Social outcomes for users and in the supply chain
In Wodonga, Tektum has completed a supported accommodation project for Yoorolla and National Disability Living Solutions under the Federal Government’s Supported Accommodation Innovation Fund, comprising a cluster of three houses for five people with disabilities, a project funded by the Victorian Government.
For NDLS, the project is a pilot for broader potential applications of the Tektum product to provide economical, environmentally sustainable and climate sensitive dwellings for people with disabilities in remote areas of Queensland, the Northern Territory and Western Australia.
Expanding the number of manufacturers it can access for components is enabling the compoany to achieve some direct job-creation social outcomes. Currently, Correctional Services Industries is manufacturing parts for Tektum, and the company is in talks with the Endeavour Foundation about manufacturing possibilities.
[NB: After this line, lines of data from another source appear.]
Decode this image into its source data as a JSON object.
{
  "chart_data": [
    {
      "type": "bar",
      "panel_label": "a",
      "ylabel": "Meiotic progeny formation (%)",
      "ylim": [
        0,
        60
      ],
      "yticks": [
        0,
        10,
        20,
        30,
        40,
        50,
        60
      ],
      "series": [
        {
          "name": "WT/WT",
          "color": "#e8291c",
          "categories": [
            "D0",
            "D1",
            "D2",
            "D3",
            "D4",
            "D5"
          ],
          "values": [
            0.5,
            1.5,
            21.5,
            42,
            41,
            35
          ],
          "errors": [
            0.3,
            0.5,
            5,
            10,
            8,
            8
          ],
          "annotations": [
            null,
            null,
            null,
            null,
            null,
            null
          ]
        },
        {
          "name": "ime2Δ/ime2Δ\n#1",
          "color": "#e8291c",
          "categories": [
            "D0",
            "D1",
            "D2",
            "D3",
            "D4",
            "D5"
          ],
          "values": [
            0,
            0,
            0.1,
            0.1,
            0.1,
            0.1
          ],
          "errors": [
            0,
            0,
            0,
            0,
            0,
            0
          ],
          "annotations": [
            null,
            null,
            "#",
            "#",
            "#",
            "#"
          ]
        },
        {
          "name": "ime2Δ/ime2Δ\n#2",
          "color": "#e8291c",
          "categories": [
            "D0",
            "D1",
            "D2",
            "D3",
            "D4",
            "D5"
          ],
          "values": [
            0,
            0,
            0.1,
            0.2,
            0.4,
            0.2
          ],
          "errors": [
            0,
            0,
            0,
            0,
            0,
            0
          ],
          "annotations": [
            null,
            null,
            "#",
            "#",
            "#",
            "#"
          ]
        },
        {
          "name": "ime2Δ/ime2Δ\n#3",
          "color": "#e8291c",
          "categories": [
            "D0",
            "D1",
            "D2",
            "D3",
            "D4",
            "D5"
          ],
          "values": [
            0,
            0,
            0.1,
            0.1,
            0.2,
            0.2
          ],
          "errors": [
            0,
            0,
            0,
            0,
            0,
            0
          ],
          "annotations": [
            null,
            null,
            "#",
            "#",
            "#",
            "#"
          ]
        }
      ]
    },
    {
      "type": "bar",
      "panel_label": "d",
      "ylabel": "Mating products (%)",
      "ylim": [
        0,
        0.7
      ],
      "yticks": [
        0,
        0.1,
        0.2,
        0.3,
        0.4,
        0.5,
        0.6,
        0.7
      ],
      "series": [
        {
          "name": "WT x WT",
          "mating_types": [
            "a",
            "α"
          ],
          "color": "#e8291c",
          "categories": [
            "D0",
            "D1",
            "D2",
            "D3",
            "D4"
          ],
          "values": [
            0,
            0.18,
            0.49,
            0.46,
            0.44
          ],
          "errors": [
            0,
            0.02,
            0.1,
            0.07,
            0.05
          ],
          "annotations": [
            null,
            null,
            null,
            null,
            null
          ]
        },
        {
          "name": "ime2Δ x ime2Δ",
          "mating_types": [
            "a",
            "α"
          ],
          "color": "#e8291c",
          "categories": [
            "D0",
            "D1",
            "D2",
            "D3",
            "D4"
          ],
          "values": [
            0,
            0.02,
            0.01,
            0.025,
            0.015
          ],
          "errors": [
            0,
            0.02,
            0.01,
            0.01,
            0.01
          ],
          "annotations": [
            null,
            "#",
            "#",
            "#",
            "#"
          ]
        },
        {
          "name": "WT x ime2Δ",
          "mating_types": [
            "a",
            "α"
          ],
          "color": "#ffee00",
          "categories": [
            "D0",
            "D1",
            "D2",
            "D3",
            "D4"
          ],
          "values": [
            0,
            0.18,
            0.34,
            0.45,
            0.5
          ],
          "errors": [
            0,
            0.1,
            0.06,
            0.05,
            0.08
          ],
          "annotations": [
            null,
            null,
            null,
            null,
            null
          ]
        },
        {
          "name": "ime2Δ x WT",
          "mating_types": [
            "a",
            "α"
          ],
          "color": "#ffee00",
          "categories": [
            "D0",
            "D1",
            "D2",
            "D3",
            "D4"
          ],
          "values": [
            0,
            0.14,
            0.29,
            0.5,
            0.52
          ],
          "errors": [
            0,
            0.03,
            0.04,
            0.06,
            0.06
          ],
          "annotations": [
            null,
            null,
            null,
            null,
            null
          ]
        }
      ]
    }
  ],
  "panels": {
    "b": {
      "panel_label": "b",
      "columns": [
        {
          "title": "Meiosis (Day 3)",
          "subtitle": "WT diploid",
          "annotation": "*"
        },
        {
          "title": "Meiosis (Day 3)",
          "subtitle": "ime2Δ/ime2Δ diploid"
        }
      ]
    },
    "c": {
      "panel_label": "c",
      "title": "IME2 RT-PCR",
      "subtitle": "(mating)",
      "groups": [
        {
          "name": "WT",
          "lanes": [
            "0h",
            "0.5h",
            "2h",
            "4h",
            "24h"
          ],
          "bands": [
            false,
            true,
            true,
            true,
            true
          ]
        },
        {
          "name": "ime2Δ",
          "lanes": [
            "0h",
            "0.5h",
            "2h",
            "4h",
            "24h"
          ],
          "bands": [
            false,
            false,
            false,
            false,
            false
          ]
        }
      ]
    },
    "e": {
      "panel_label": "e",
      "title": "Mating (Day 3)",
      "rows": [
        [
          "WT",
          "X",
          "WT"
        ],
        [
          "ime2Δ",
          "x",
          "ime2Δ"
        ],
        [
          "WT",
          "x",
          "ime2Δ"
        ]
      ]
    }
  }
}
There are also plans to also engage with Indigenous enterprises.
Minimising waste and heading for zero
By implementing a very stringent recycling program and designing to avoid waste, Mr Perren said the firm had reduced the waste component per house from $3000 worth of waste to $300.
“There is still a little way to go before we achieve zero waste to landfill,” he said, noting that there was, however, almost no waste onsite as everything that is shipped is either used in the building or recyclable.
The Urban Development Institute of Australia has assessed Tektum’s buildings and masterplanning projects against the requirements of the UDIA EnviroDevelopment tool. The assessment concluded that the HOUSE2.0 design provides a sustainable built form solution that aligns with the requirements of EnviroDevelopment, particularly in the areas of low-emission finishes, environmentally responsible materials, insulative qualities and passive solar design principles.